'At the end of the day the tribunal will apply the general principle that costs should follow the event.' This wellworn adage is usually trotted out by lawyers in response to the reasonable enough question, 'what is this going to cost me?' writes Kim Franklin. But what are these 'costs' and what 'event' will they follow?
The fact that the lawyers may have been speaking in code occurred to those drafting the Construction Industry Model Arbitration Rules (CIMAR), designed to operate in conjunction with the 1996 Arbitration Act. The act trotted out the mantra that the award of costs should follow the event.
CIMAR obligingly translated this into 'costs should be borne by the losing party'.
When Lord Woolf came to rewrite the Civil Procedure Rules, studiously avoiding Latin and other lawyers' codes, he explained that the general rule was: 'The unsuccessful party will be ordered to pay the costs of the successful party.'
By now you are probably getting the idea. Unlike other jurisdictions, where the parties bear their own costs irrespective of the outcome, the award of costs makes litigation something of a gamble. And the game is double or quits. If you win the litigation you recover your reasonable costs. If you lose, you bear your own costs and pay the victor theirs. Of course, you can only guess at the final figure, as you have no idea of the size of other side's stake. And if you factor in any uncertainty as to the outcome, the game looks less like dice and more like roulette.
Lord Woolf, recognising that this could put punters off, introduced various innovations designed to even out the odds.
He was particularly keen to move away from the notion that any success, however small, would be sufficient to hit the costs jackpot.
Now, when deciding who should pay, the courts can weigh in the balance of the reasonableness of the allegations and the extent of the success. They also have more flexibility when deciding how much, and can reduce the overall prize or penalise bad gamesmanship.
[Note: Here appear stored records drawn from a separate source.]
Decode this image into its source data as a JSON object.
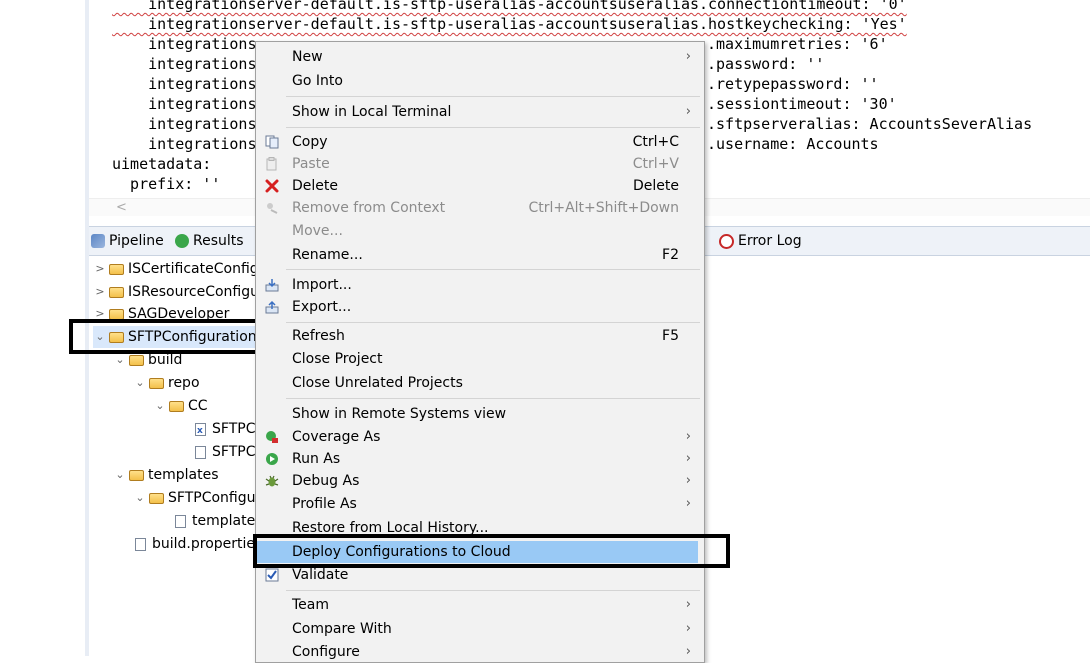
{
  "editor": {
    "lines": [
      "    integrationserver-default.is-sftp-useralias-accountsuseralias.connectiontimeout: '0'",
      "    integrationserver-default.is-sftp-useralias-accountsuseralias.hostkeychecking: 'Yes'",
      "    integrations",
      "    integrations",
      "    integrations",
      "    integrations",
      "    integrations",
      "    integrations",
      "uimetadata:",
      "  prefix: ''"
    ],
    "line_tails": [
      "",
      "",
      ".maximumretries: '6'",
      ".password: ''",
      ".retypepassword: ''",
      ".sessiontimeout: '30'",
      ".sftpserveralias: AccountsSeverAlias",
      ".username: Accounts",
      "",
      ""
    ],
    "scroll_left_glyph": "<"
  },
  "panel_tabs": [
    {
      "label": "Pipeline",
      "icon": "pipeline-icon"
    },
    {
      "label": "Results",
      "icon": "results-icon"
    },
    {
      "label": "Error Log",
      "icon": "error-log-icon"
    }
  ],
  "tree": {
    "items": [
      {
        "label": "ISCertificateConfig",
        "expanded": false
      },
      {
        "label": "ISResourceConfigu",
        "expanded": false
      },
      {
        "label": "SAGDeveloper",
        "expanded": false
      },
      {
        "label": "SFTPConfiguration",
        "expanded": true,
        "selected": true
      },
      {
        "label": "build",
        "expanded": true
      },
      {
        "label": "repo",
        "expanded": true
      },
      {
        "label": "CC",
        "expanded": true
      },
      {
        "label": "SFTPC",
        "file": "xml"
      },
      {
        "label": "SFTPC",
        "file": "text"
      },
      {
        "label": "templates",
        "expanded": true
      },
      {
        "label": "SFTPConfigu",
        "expanded": true
      },
      {
        "label": "template",
        "file": "text"
      },
      {
        "label": "build.propertie",
        "file": "binary"
      }
    ]
  },
  "context_menu": {
    "items": [
      {
        "label": "New",
        "submenu": true
      },
      {
        "label": "Go Into"
      },
      {
        "label": "Show in Local Terminal",
        "submenu": true
      },
      {
        "label": "Copy",
        "accel": "Ctrl+C",
        "icon": "copy-icon"
      },
      {
        "label": "Paste",
        "accel": "Ctrl+V",
        "icon": "paste-icon",
        "disabled": true
      },
      {
        "label": "Delete",
        "accel": "Delete",
        "icon": "delete-icon"
      },
      {
        "label": "Remove from Context",
        "accel": "Ctrl+Alt+Shift+Down",
        "icon": "remove-context-icon",
        "disabled": true
      },
      {
        "label": "Move...",
        "disabled": true
      },
      {
        "label": "Rename...",
        "accel": "F2"
      },
      {
        "label": "Import...",
        "icon": "import-icon"
      },
      {
        "label": "Export...",
        "icon": "export-icon"
      },
      {
        "label": "Refresh",
        "accel": "F5"
      },
      {
        "label": "Close Project"
      },
      {
        "label": "Close Unrelated Projects"
      },
      {
        "label": "Show in Remote Systems view"
      },
      {
        "label": "Coverage As",
        "submenu": true,
        "icon": "coverage-icon"
      },
      {
        "label": "Run As",
        "submenu": true,
        "icon": "run-icon"
      },
      {
        "label": "Debug As",
        "submenu": true,
        "icon": "debug-icon"
      },
      {
        "label": "Profile As",
        "submenu": true
      },
      {
        "label": "Restore from Local History..."
      },
      {
        "label": "Deploy Configurations to Cloud",
        "highlighted": true
      },
      {
        "label": "Validate",
        "icon": "checkbox-icon"
      },
      {
        "label": "Team",
        "submenu": true
      },
      {
        "label": "Compare With",
        "submenu": true
      },
      {
        "label": "Configure",
        "submenu": true
      }
    ],
    "submenu_glyph": "›"
  },
  "colors": {
    "menu_bg": "#f2f2f2",
    "menu_highlight": "#99c9f5",
    "tab_bar": "#eef2f8",
    "selection": "#d9e8fb",
    "annotation_box": "#000000"
  }
}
All this came into play in the case of Hooper v Biddle & Co (Judgment 11.10.06). The claimant sued its solicitors for £3.75 million. By the time the action came to trial it was claiming £350,000. The day before the trial the claimant settled for £38,000. It claimed victory and wanted its costs prize of £120,000.
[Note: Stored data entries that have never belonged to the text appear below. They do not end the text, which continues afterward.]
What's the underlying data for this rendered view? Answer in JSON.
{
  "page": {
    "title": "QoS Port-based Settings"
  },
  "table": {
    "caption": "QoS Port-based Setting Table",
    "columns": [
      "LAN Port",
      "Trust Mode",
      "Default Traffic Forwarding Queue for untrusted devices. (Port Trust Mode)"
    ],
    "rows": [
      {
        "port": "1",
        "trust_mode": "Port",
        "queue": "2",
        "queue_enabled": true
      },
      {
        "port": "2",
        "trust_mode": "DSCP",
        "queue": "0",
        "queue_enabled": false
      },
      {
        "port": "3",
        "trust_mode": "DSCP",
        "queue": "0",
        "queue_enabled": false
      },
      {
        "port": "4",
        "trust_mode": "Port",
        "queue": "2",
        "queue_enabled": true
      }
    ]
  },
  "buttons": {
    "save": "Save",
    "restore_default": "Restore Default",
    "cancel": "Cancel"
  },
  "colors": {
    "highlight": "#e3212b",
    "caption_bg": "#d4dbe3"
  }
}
The defendant argued that the claim was grossly inflated and fundamentally flawed. It had settled for such a tiny fraction of the claim that it considered it should not count as a victory at all.
The judge agreed that the claimant was not the effective winner. In fact, when viewed in the light of the costs incurred to achieve it, the settlement for only 1 per cent of the claim could be seen as a failure. In order to reflect this measure of the claimant's success, the court made no order as to costs. The claimant did not win the jackpot. Instead, it lost its stake.